A new poll finds a Democratic candidate running for Iowa State Senate has an six-point lead in a special election that could impact marriage equality in the Hawkeye State.
The numbers published Monday by Public Policy Polling reveal Democrat Liz Mathis leads Republican Cindy Golding by a margin of 52-46. In an election set for Tuesday, Mathis, a former news anchor for an Iowa TV station, and Golding, a businessperson, are competing to represent Iowa’s 18th district in the Iowa State Senate, where Democrats hold a narrow 25-24 majority.
The outcome of the election could have an impact on Iowa marriage equality because a Republican win would create a tie in a leadership and could take control of the chamber away from Senate Majority Leader Michael Gronstal, who’s vowed that a state constitutional amendment overturning marriage equality won’t come up as long as he remains leader of the chamber.
The plan for Senate leadership if the special election results in a tie remains in question. During a previous tie in 2005 and 2006, Democrats and Republicans alternatively shared power in the Senate and a rule was put in place ensuring no legislation could come up without consent of both parties. But Republican Leader Paul McKinley has reportedly said he won’t agree to such a rule this time around.
Same-sex marriage in Iowa was instituted in 2009 by order of the state Supreme Court. In February, the Republican-controlled Iowa House passed a constitutional amendment banning same-sex marriage, or even marriage-like unions. If Democrats lose control of the Senate, a vote could held in that chamber and move the amendment closer to ratification. The amendment would have to be approved twice by the State Legislature in different sessions before heading to voters.
According to PPP, Mathis’ lead suggests she’s “just a stronger candidate” than Golding because responders were split evenly, 44-44, on whether they’d rather have Democrats or Republicans controlling the State Senate. The poll finds Mathis is taking 16 percent of the vote away from Golding.

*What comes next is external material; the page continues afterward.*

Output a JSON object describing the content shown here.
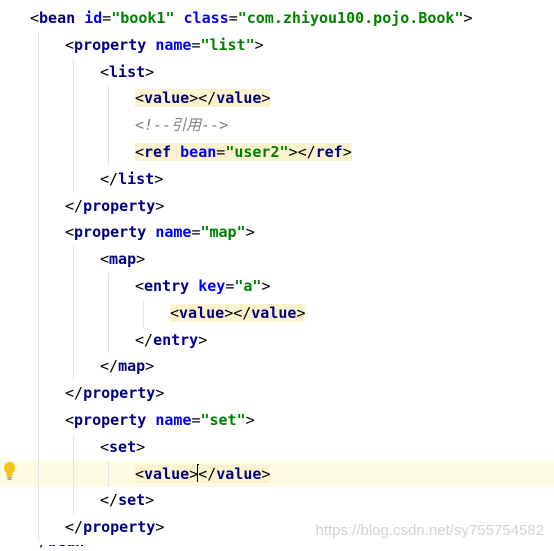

Additionally, although media reports have framed this election as being marriage equality, the polls suggest voters in the district don’t see it that way. A majority plan on voting for Mathis even though a plurality, 46 percent, say same-sex marriage should be illegal while 42 percent back marriage rights for gay couples. Only 11 percent of responders identified marriage as the most important factor for them, while other says it’s something else.
According to PPP, dissatisfaction with Republican Gov. Terry Branstad may be driving voters in the district to support the Democratic candidate. The poll found that 39 percent of voters approve of him, while 42 percent disapprove.
Dean Debnam, president of public policy polling, said the race is still close enough that it could “go either way” as he acknowledged Mathis currently holds the lead.
“It looks like Democrats will probably hold onto control of the Iowa State Senate and if that is the case it will be a reflection of dissatisfaction with Gov. Branstad,” Debnam said.
Troy Price, executive director of One Iowa, said the poll makes him “cautiously optimistic,” but maintained the only poll that matters is “the one that comes in tomorrow night” after the election.
“I think this poll shows that in spite of the best efforts by the National Organization for Marriage, the Family Research Council, and the Family Leader, marriage equality and other social issues are not the deciding issues in the eyes of most voters,” Price said. “Rather, people want a candidate that will help bring our state together and meet our common challenges, like growing our economy and creating good jobs. That is what people are looking for in their next senator, and it appears that many voters have decided who that person is.”